PYTOV is a simple Python implementation to integrate the Tolman-Oppenheimer-Volkoff (TOV) equations.


The program PYTOV integrates the following set of four equations ($G = c = 1$): $$ \frac{dM}{dr} =4\pi r^{2} \epsilon (r) $$ $$ \frac{d\Phi}{dr} = \frac{ ( M(r) + 4\pi r^{3} P(r))}{r^{2}(1 - \frac{2 M(r)}{r})} $$ $$ \frac{dP}{dr} = - (\epsilon (r) + P(r))\frac{d\Phi}{dr} $$ $$ \frac{dA}{dr} = \frac{4\pi r^{2}\rho}{\sqrt{1 - 2 M(r)/r}} $$ These equations include the TOV equations [1,2] supplemented with an equation for the total number of baryons in the compact star. The dependent variables are the gravitational mass, the gravitational potential, the pressure and the total number of baryons.

This repository contains:

  • A data file (bps.dat) containing the low density equation of state known as BPS [3].

  • A data file (beta_eos.dat) containing a high density equation of state obtained from a Hartree-Fock calculation of the Quark-Meson Coupling (QMC) model, specifically the Standard variation appearing in [5-7].

  • The python script PYTOV.py which integrates the above mentioned equations.

The following is a brief summary of what the code does:

  • A high density equation of state file and a low density equation of state file will be read and then combined in a simple manner.

  • Simple logarithmic interpolation of the combined equation of state is used [4].

  • A simple fixed step fourth order Runge-Kutta method is used to integrate the TOV equations. A central density is specified and the TOV equations are integrated out to the surface of the compact star. This is repeated for a range of densities.

    • The required data for a mass vs radius curve is output to a file (compact_stars.dat) along with a file containing the details of the maximum mass compact star (max_mass_star.dat). Running PYTOV will also produce the following figures:

    • a mass vs radius figure image info

    • pressure vs density figure image info

    • and a gravitational field vs radius figure image info

References

  1. J. R. Oppenheimer and G. M. Volkoff, G. M., "On Massive Neutron Cores". Physical Review. 55 (4): 374–381 (1939)
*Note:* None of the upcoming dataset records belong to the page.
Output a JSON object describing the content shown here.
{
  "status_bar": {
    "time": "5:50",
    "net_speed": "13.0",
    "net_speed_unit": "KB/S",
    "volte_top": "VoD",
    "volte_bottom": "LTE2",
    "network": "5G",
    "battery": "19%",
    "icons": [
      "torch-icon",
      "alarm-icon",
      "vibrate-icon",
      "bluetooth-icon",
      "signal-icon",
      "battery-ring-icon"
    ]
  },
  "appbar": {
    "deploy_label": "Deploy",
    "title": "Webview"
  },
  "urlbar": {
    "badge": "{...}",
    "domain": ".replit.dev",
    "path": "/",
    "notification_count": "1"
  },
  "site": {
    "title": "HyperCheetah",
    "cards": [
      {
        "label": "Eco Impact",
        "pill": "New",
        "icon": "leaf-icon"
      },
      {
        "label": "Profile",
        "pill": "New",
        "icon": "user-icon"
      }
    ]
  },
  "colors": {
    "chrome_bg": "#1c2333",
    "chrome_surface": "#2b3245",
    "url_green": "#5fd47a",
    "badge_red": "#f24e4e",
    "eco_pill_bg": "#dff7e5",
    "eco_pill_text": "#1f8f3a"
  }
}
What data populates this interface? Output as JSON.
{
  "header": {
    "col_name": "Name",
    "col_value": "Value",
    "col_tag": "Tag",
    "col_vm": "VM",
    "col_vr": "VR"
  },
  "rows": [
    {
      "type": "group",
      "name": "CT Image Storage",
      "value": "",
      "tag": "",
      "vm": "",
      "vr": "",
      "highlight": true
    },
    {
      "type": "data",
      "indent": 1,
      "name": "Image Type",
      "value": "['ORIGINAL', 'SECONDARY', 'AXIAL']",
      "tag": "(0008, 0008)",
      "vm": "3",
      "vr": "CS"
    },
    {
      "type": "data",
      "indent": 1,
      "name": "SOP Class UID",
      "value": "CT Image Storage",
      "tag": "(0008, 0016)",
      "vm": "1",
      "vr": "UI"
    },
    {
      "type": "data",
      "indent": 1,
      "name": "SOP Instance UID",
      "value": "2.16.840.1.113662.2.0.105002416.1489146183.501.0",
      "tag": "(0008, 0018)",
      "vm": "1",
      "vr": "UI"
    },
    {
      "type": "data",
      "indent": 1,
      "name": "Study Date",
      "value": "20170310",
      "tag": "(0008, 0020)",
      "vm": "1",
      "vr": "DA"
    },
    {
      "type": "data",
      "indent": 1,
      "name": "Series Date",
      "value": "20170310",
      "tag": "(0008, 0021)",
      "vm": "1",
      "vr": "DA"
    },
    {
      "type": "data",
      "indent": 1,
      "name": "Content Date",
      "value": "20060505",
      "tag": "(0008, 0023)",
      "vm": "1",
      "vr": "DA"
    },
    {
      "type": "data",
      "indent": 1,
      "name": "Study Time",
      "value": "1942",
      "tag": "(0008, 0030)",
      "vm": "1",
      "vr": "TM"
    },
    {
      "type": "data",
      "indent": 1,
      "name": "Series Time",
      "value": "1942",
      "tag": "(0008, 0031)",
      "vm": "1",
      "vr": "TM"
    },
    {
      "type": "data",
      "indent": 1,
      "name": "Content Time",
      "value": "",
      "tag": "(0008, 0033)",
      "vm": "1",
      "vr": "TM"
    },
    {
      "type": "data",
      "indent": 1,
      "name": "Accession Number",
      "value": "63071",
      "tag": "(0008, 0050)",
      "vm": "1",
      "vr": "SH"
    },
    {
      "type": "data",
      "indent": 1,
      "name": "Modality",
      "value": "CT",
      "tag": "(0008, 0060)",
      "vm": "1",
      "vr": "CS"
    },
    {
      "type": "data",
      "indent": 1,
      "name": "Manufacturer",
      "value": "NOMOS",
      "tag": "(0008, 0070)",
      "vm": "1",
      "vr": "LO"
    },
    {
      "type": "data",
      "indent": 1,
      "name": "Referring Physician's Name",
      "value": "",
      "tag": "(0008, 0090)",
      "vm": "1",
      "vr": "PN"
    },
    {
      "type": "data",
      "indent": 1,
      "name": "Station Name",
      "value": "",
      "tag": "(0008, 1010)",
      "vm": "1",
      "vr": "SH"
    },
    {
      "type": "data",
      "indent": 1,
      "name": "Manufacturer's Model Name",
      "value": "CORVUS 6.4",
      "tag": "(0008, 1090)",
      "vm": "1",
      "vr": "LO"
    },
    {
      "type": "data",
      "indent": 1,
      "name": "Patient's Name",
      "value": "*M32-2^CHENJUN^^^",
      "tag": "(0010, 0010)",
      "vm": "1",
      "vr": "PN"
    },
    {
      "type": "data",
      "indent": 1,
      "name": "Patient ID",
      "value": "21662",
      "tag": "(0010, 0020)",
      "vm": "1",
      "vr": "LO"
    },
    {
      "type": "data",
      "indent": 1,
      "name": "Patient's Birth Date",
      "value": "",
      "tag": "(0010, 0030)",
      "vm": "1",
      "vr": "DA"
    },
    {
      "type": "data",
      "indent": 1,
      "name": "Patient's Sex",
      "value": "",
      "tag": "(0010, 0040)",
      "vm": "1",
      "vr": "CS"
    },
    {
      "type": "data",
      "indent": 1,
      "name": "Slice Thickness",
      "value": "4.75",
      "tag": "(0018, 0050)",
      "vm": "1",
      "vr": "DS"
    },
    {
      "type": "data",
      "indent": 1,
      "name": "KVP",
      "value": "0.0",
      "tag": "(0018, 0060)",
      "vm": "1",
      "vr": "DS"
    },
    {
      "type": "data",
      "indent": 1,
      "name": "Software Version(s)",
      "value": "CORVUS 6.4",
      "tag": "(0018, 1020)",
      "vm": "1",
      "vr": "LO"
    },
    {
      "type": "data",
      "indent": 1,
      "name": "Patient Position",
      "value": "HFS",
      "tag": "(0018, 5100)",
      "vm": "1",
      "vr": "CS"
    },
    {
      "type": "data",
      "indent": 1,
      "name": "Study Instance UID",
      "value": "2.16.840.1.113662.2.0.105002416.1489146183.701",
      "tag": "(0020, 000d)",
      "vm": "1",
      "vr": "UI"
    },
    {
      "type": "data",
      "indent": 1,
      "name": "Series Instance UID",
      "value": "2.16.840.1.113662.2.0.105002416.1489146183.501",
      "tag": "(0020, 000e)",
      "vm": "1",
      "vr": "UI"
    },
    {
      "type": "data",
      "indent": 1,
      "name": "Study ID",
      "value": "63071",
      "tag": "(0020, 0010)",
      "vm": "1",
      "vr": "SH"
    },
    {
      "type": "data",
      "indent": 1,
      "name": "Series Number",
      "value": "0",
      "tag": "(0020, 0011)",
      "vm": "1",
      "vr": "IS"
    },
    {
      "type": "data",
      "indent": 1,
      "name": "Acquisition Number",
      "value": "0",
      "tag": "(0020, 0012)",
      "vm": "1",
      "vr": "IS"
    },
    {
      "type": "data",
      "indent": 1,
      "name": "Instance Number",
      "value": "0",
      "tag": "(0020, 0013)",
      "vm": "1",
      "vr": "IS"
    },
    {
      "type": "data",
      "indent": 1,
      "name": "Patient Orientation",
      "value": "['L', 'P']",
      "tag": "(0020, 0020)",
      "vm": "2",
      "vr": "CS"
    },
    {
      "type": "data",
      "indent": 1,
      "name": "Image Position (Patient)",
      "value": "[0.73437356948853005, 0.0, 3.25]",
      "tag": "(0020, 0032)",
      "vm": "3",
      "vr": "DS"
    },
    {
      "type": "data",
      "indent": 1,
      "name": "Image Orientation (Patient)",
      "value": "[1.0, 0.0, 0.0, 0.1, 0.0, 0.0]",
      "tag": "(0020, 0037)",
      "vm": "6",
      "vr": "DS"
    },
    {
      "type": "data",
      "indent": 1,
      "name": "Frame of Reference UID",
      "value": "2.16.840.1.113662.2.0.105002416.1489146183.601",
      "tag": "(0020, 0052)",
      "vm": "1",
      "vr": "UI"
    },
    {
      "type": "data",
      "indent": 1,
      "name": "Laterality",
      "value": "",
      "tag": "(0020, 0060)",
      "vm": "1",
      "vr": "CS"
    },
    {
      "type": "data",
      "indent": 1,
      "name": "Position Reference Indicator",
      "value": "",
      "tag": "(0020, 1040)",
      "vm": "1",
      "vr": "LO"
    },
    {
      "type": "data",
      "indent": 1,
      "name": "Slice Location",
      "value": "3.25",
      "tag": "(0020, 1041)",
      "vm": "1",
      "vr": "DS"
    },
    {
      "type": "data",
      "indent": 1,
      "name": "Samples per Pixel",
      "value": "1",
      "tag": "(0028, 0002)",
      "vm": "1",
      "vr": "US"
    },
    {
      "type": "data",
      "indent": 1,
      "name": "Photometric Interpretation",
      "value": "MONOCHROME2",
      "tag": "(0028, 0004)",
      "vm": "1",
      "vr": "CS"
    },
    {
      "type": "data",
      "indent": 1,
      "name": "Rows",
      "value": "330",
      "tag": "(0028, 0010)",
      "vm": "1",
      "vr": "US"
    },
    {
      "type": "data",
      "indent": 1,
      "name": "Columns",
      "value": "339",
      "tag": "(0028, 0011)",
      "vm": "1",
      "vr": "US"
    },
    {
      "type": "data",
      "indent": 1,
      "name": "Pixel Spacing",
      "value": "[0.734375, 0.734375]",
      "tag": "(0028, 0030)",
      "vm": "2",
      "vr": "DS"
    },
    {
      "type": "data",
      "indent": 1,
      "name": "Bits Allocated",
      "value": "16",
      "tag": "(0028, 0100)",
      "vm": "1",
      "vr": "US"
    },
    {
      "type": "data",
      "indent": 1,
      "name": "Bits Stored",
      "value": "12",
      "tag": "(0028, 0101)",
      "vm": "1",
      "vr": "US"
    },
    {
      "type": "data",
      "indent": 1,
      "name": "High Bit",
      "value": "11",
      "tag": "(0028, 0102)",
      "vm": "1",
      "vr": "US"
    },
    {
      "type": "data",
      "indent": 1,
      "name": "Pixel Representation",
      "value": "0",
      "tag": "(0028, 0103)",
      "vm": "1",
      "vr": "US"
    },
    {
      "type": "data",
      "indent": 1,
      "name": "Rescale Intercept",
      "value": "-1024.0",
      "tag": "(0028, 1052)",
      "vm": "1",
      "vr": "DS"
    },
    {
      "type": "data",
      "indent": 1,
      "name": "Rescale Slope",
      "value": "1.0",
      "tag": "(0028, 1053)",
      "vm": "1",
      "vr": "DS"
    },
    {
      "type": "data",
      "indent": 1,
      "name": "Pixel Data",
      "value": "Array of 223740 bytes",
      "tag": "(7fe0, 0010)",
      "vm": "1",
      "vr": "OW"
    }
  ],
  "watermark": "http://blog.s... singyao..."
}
  2. R. C. Tolman, "Static Solutions of Einstein's Field Equations for Spheres of Fluid". Physical Review. 55 (4): 364–373 (1939).

  3. G. Baym, C. Pethick and P. Sutherland, The ground state of matter at high densities: Equation of state and stellar models, Astrophysical Journal, vol. 170, p.299 (1971)

  4. W. D. Arnett and R. L. Bowers, A microscopic interpretation of neutron star structure, Astrophysical Journal Supplement, vol. 33, p.415 (1977)

  5. D. L. Whittenbury, PhD thesis Hadrons and Quarks in Dense Matter: From Nuclear Matter to Neutron Stars, University of Adelaide.

  6. D. L. Whittenbury, J. D. Carroll, A. W. Thomas, K. Tsushima, and J. R. Stone, Quark-meson coupling model, nuclear matter constraints, and neutron star properties. Phys. Rev. C 89, 065801 (2014)

  7. D. L. Whittenbury, H. H. Matevosyan, and A. W. Thomas, Hybrid stars using the quark-meson coupling and proper-time Nambu–Jona-Lasinio models. Phys. Rev. C 93, 035807 (2016)